Aquí el primer mensaje: «Niego: 1) Que nosotros hayamos filtrado esto; 2) Que Juncker haya dicho nunca esto; 3) Que seamos punitivos en el brexit. Es un intento de tender una trampa a la UE y de socavar las negociaciones». Aquí el segundo: «Eso es falso. Sé que esto no se ajusta a tu cliché, @NickJTimothy. Pero Juncker y yo no tenemos ningún interés en debilitar a la primera ministra». Y el tercero: «Eso sí, parece que alguien tiene interés en socavar las relaciones constructivas entre Juncker y May. ¿Quién? Esa es la auténtica cuestión».

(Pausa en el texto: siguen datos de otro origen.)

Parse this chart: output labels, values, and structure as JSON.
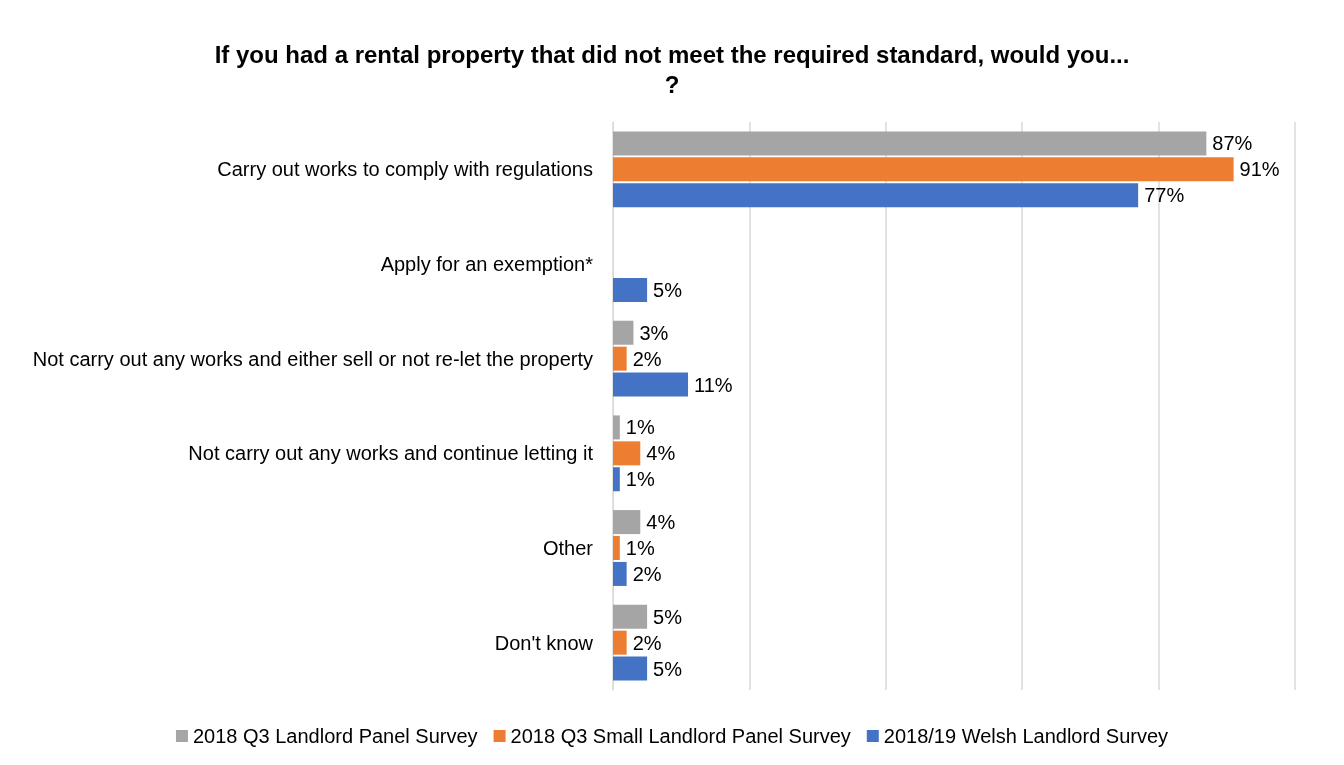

A mediodía, el portavoz jefe de la institución, Margaritis Schinas, negó con rotundidad tanto la filtración como el contenido del artículo porque Juncker «nunca dijo eso». «Tenemos mucho trabajo como para dedicarnos a los cotilleos», zanjó con semblante muy serio.

Por la tarde, durante una conferencia en Estrasburgo, fue el propio Juncker quien lo negó. «Estoy muy sorprendido, si no aturdido, por lo que se ha escrito Nada de todo ello es verdad. Tuve una excelente cena de trabajo con Theresa May, estaba en buena forma, no estaba cansada, luchó como es su deber, así que todo para mí estuvo bien», recalcó.